E-mails obtidos pelo Ministério Público Federal mostram como o ex-governador do Rio Sérgio Cabral mudou, em apenas seis dias, de posição sobre o desconto de 50% no IPVA concedido às empresas de ônibus. A Procuradoria afirma que a isenção rendeu R$ 13 milhões em "bônus" de propina ao peemedebista.

Mensagens obtidas com autorização da Justiça Federal mostram que no dia 9 de janeiro de 2014 Cabral disse que não seria possível conceder a isenção no imposto naquele momento, como os empresários do setor solicitavam.

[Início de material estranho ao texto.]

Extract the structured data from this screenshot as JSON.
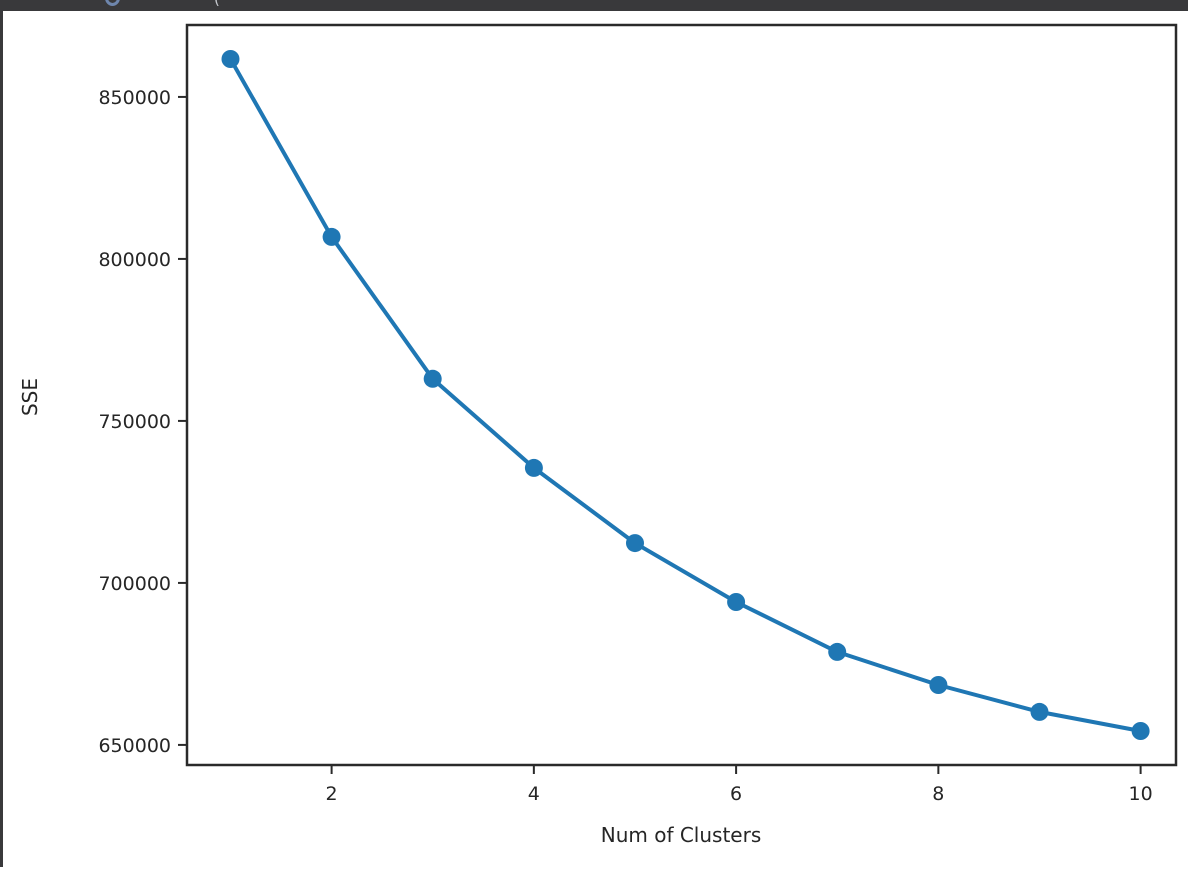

"Quanto ao IPVA, não afeta apenas a cidade do Rio, mas também outras cidades. Já fizemos um grande esforço fiscal com a desoneração do ICMS [editada no início daquele mês de janeiro de 2014]. Isso tem que ser tratado com muito cuidado. Vivemos um momento difícil nas finanças públicas do país, aqui no Estado e nas prefeituras. [...] Tenha certeza que no momento apropriado será feito, pois o pleito é justo", escreveu Cabral a Lélis Teixeira, então presidente da Fetranspor (entidade das empresas de ônibus), também preso e denunciado.

Seis dias depois, o peemedebista assinaria um decreto concedendo desconto aos empresários, sem qualquer garantia de redução na tarifa. Como a Folha revelou em junho, o desconto concedido por Cabral tramitou por apenas um dia nos gabinetes do Estado.

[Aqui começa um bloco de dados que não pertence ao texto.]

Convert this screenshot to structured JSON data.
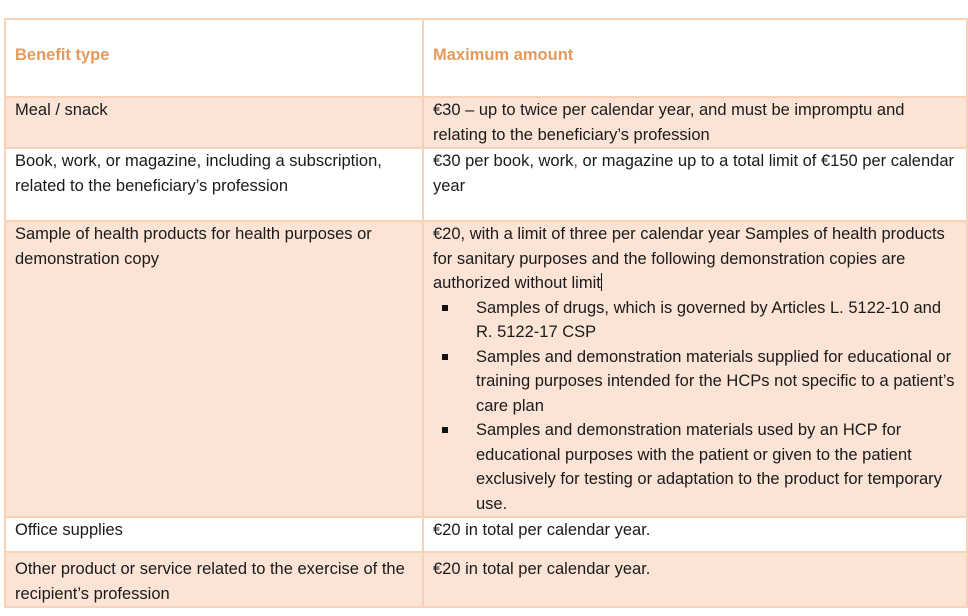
{
  "header": {
    "col1": "Benefit type",
    "col2": "Maximum amount"
  },
  "rows": [
    {
      "type": "Meal / snack",
      "amount": "€30 – up to twice per calendar year, and must be impromptu and relating to the beneficiary’s profession"
    },
    {
      "type": "Book, work, or magazine, including a subscription, related to the beneficiary’s profession",
      "amount_part1": "€30 per book, work",
      "amount_comma": ",",
      "amount_part2": " or magazine up to a total limit of €150 per calendar year"
    },
    {
      "type": "Sample of health products for health purposes or demonstration copy",
      "amount_intro": "€20, with a limit of three per calendar year Samples of health products for sanitary purposes and the following demonstration copies are authorized without limit",
      "amount_bullets": [
        "Samples of drugs, which is governed by Articles L. 5122-10 and R. 5122-17 CSP",
        "Samples and demonstration materials supplied for educational or training purposes intended for the HCPs not specific to a patient’s care plan",
        "Samples and demonstration materials used by an HCP for educational purposes with the patient or given to the patient exclusively for testing or adaptation to the product for temporary use."
      ]
    },
    {
      "type": "Office supplies",
      "amount": "€20 in total per calendar year."
    },
    {
      "type": "Other product or service related to the exercise of the recipient’s profession",
      "amount": "€20 in total per calendar year."
    }
  ],
  "colors": {
    "header_text": "#e59a5c",
    "border": "#f6d2b6",
    "shade": "#fbe4d5"
  }
}
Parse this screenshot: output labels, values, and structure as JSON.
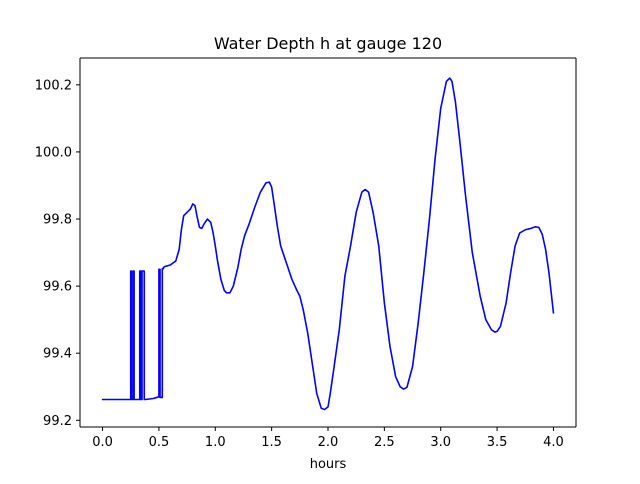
{
  "chart_data": {
    "type": "line",
    "title": "Water Depth h at gauge 120",
    "xlabel": "hours",
    "ylabel": "",
    "xlim": [
      -0.2,
      4.2
    ],
    "ylim": [
      99.18,
      100.28
    ],
    "xticks": [
      0.0,
      0.5,
      1.0,
      1.5,
      2.0,
      2.5,
      3.0,
      3.5,
      4.0
    ],
    "xtick_labels": [
      "0.0",
      "0.5",
      "1.0",
      "1.5",
      "2.0",
      "2.5",
      "3.0",
      "3.5",
      "4.0"
    ],
    "yticks": [
      99.2,
      99.4,
      99.6,
      99.8,
      100.0,
      100.2
    ],
    "ytick_labels": [
      "99.2",
      "99.4",
      "99.6",
      "99.8",
      "100.0",
      "100.2"
    ],
    "grid": false,
    "legend": "none",
    "series": [
      {
        "color": "#0000ff",
        "x": [
          0.0,
          0.1,
          0.2,
          0.24,
          0.25,
          0.25,
          0.255,
          0.255,
          0.27,
          0.27,
          0.28,
          0.28,
          0.33,
          0.33,
          0.34,
          0.34,
          0.35,
          0.35,
          0.37,
          0.37,
          0.38,
          0.45,
          0.5,
          0.5,
          0.51,
          0.51,
          0.53,
          0.53,
          0.54,
          0.54,
          0.55,
          0.6,
          0.65,
          0.68,
          0.7,
          0.72,
          0.75,
          0.78,
          0.8,
          0.82,
          0.84,
          0.86,
          0.88,
          0.9,
          0.93,
          0.96,
          0.98,
          1.0,
          1.02,
          1.05,
          1.08,
          1.1,
          1.13,
          1.16,
          1.2,
          1.23,
          1.26,
          1.3,
          1.35,
          1.4,
          1.45,
          1.48,
          1.5,
          1.52,
          1.55,
          1.58,
          1.62,
          1.68,
          1.72,
          1.75,
          1.78,
          1.82,
          1.86,
          1.9,
          1.94,
          1.97,
          2.0,
          2.02,
          2.05,
          2.1,
          2.15,
          2.2,
          2.25,
          2.3,
          2.33,
          2.36,
          2.4,
          2.45,
          2.5,
          2.55,
          2.6,
          2.64,
          2.67,
          2.7,
          2.75,
          2.8,
          2.85,
          2.9,
          2.95,
          3.0,
          3.05,
          3.08,
          3.1,
          3.13,
          3.17,
          3.22,
          3.28,
          3.35,
          3.4,
          3.45,
          3.48,
          3.5,
          3.53,
          3.58,
          3.62,
          3.66,
          3.7,
          3.75,
          3.8,
          3.84,
          3.87,
          3.9,
          3.93,
          3.96,
          4.0
        ],
        "y": [
          99.262,
          99.262,
          99.262,
          99.262,
          99.262,
          99.645,
          99.645,
          99.262,
          99.262,
          99.645,
          99.645,
          99.262,
          99.262,
          99.645,
          99.645,
          99.262,
          99.262,
          99.645,
          99.645,
          99.262,
          99.262,
          99.265,
          99.27,
          99.65,
          99.65,
          99.268,
          99.268,
          99.652,
          99.652,
          99.655,
          99.658,
          99.663,
          99.675,
          99.71,
          99.77,
          99.81,
          99.82,
          99.83,
          99.845,
          99.84,
          99.805,
          99.775,
          99.772,
          99.785,
          99.8,
          99.79,
          99.76,
          99.72,
          99.675,
          99.62,
          99.587,
          99.58,
          99.58,
          99.6,
          99.655,
          99.71,
          99.75,
          99.785,
          99.835,
          99.88,
          99.908,
          99.91,
          99.895,
          99.85,
          99.78,
          99.72,
          99.68,
          99.62,
          99.59,
          99.57,
          99.53,
          99.46,
          99.37,
          99.28,
          99.236,
          99.232,
          99.24,
          99.28,
          99.35,
          99.47,
          99.63,
          99.72,
          99.82,
          99.88,
          99.888,
          99.88,
          99.82,
          99.72,
          99.55,
          99.42,
          99.33,
          99.3,
          99.293,
          99.298,
          99.36,
          99.49,
          99.64,
          99.8,
          99.98,
          100.13,
          100.21,
          100.22,
          100.21,
          100.15,
          100.03,
          99.87,
          99.7,
          99.57,
          99.5,
          99.47,
          99.463,
          99.465,
          99.48,
          99.55,
          99.64,
          99.72,
          99.758,
          99.768,
          99.772,
          99.777,
          99.775,
          99.755,
          99.71,
          99.64,
          99.52
        ]
      }
    ]
  }
}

Os e-mails foram reproduzidos na denúncia oferecida na segunda-feira (7) contra o ex-governador e outras 18 pessoas. No total, o MPF denunciou 23 pessoas em decorrência da Operação Ponto Final em duas peças distintas –que representam a 13ª e 14ª acusações contra Cabral.

Não era a primeira vez que Cabral demonstrava dificuldades em conceder o desconto. Em 26 de dezembro de 2013, ele afirmou ao empresário Jacob Barata Filho, também preso e denunciado, que se tratava de "um tema polêmico".

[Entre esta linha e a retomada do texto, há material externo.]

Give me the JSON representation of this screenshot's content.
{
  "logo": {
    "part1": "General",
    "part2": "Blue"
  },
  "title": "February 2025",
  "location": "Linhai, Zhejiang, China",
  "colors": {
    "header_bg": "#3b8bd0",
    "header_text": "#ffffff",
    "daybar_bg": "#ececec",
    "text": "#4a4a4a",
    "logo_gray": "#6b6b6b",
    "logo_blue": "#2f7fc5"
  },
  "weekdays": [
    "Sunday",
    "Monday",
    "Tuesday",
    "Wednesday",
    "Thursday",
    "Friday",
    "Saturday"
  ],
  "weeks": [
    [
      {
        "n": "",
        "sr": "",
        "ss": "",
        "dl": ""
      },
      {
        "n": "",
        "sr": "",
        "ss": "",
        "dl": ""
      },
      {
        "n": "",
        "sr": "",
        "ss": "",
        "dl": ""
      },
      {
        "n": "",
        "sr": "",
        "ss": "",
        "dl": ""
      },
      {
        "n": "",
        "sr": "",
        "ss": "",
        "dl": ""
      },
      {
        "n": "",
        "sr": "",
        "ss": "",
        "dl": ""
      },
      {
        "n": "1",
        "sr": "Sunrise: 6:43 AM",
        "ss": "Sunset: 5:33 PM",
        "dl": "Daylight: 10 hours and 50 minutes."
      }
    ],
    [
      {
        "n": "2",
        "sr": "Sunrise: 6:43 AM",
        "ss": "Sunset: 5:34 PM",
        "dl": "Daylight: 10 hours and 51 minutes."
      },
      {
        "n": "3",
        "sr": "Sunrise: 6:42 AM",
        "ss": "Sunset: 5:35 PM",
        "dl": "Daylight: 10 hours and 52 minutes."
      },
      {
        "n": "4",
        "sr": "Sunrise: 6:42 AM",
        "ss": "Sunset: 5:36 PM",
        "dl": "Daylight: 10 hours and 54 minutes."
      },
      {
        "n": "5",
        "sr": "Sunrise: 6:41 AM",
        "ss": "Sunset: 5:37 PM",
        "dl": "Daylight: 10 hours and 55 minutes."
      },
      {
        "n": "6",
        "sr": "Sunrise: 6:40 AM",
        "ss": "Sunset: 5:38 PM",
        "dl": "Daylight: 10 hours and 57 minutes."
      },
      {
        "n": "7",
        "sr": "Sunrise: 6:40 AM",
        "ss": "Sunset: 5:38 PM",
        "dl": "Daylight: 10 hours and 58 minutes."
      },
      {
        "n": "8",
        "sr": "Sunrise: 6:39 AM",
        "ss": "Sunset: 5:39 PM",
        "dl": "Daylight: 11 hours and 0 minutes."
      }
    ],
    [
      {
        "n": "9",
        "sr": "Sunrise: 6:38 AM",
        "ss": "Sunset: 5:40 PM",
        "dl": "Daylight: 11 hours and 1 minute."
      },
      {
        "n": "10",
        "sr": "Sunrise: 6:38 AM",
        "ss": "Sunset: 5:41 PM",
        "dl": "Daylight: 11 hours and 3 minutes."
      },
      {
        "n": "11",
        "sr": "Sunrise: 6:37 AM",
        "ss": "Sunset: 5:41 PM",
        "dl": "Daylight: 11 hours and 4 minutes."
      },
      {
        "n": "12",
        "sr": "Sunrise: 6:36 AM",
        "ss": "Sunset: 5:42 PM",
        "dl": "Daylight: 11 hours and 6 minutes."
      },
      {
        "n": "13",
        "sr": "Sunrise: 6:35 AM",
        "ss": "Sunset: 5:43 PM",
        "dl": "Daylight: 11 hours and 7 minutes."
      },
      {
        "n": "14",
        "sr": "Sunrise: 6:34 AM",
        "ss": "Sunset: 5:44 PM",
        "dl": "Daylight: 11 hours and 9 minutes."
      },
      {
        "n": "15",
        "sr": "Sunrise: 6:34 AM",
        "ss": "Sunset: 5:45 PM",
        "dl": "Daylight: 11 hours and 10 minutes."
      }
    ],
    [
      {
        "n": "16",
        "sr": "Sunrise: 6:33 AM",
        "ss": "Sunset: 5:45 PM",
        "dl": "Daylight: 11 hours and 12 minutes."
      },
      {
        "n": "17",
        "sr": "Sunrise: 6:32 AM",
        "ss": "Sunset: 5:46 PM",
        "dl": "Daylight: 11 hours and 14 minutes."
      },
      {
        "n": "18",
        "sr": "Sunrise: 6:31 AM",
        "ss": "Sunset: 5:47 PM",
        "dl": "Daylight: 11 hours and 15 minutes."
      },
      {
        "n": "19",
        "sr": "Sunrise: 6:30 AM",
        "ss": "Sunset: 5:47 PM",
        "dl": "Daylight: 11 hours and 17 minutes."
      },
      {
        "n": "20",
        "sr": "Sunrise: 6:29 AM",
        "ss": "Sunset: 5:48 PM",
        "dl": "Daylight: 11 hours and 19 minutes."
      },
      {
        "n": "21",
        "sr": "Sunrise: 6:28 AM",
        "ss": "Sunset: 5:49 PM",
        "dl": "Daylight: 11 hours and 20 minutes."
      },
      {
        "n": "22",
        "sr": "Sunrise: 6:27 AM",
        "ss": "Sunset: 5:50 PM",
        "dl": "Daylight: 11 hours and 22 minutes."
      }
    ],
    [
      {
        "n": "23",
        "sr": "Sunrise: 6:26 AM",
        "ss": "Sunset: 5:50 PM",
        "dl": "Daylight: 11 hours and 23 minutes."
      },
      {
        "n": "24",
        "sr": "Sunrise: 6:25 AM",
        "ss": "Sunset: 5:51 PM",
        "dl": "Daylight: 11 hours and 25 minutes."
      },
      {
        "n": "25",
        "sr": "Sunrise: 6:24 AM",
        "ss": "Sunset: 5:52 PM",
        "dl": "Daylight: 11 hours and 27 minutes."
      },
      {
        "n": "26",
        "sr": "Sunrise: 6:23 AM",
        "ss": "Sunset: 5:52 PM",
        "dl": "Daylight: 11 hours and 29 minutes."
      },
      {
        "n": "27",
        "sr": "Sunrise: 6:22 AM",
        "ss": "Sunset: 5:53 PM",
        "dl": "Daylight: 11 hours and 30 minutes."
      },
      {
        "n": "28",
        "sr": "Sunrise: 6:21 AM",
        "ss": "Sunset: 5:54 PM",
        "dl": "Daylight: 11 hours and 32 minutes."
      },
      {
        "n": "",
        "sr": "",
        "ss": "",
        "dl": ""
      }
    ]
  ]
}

"A Alerj [Assembleia Legislativa] está em recesso e esse é um tema polêmico pois há perda de receita também para os municípios", escreveu o peemedebista.

A ausência de trâmite do desconto na Alerj foi, inclusive, o motivo pelo qual o decreto de desconto de IPVA foi considerado ilegal pelo Tribunal de Justiça. A Justiça afirmou que essa isenção só poderia ser concedida por meio de uma lei, a ser aprovada pela Assembleia.

Para o MPF, o desconto é uma prova de ato de ofício feito em decorrência do pagamento de propina, o que pode aumentar uma eventual pena em um terço.

A cautela indicada nos e-mails foi substituída pela rapidez com que a solicitação tramitou pelos gabinetes do Estado. A Fetranspor protocolou na Secretaria Estadual de Transporte em 16 de janeiro pedido para redução do IPVA.

No mesmo dia, o processo passou pelos gabinetes do ex-secretário de Transportes, Júlio Lopes (PP-RJ), da ex-subsecretária Tatiana Carius, do ex-superintendente de Gestão da Agência Metropolitana de Transportes Urbanos, Waldir Peres e então foi enviado para a Casa Civil.

No dia seguinte, o decreto foi assinado pelo então governador. Até esta fase, o processo acumulava nove páginas –sendo uma a capa e outra o "termo de abertura de processo"

O MPF afirma que tal decreto rendeu um "bônus" de R$ 13 milhões ao ex-governador. De acordo o procurador regional José Augusto Vagos, o volume repassado em janeiro e fevereiro de 2014 destoou das transferências habituais mensais, que iam de R$ 400 mil a R$ 1 milhão.

"Nesse mês, os valores repassados foram totalmente díspares ao que era repassado normalmente", disse Vagos.

De acordo com os dados entregues pelo doleiro Álvaro Novis –responsável pelo caixa dois das empresas de ônibus que firmou delação premiada–, o repasse foi feito em duas parcelas de R$ 6,5 milhões.

Há a suspeita ainda que parte desse bônus refira-se também à isenção de ICMS concedido às empresas de ônibus. A denúncia, porém, não identifica indícios adicionais de vinculação entre os repasses e o decreto, assinado em 2 de janeiro por Cabral.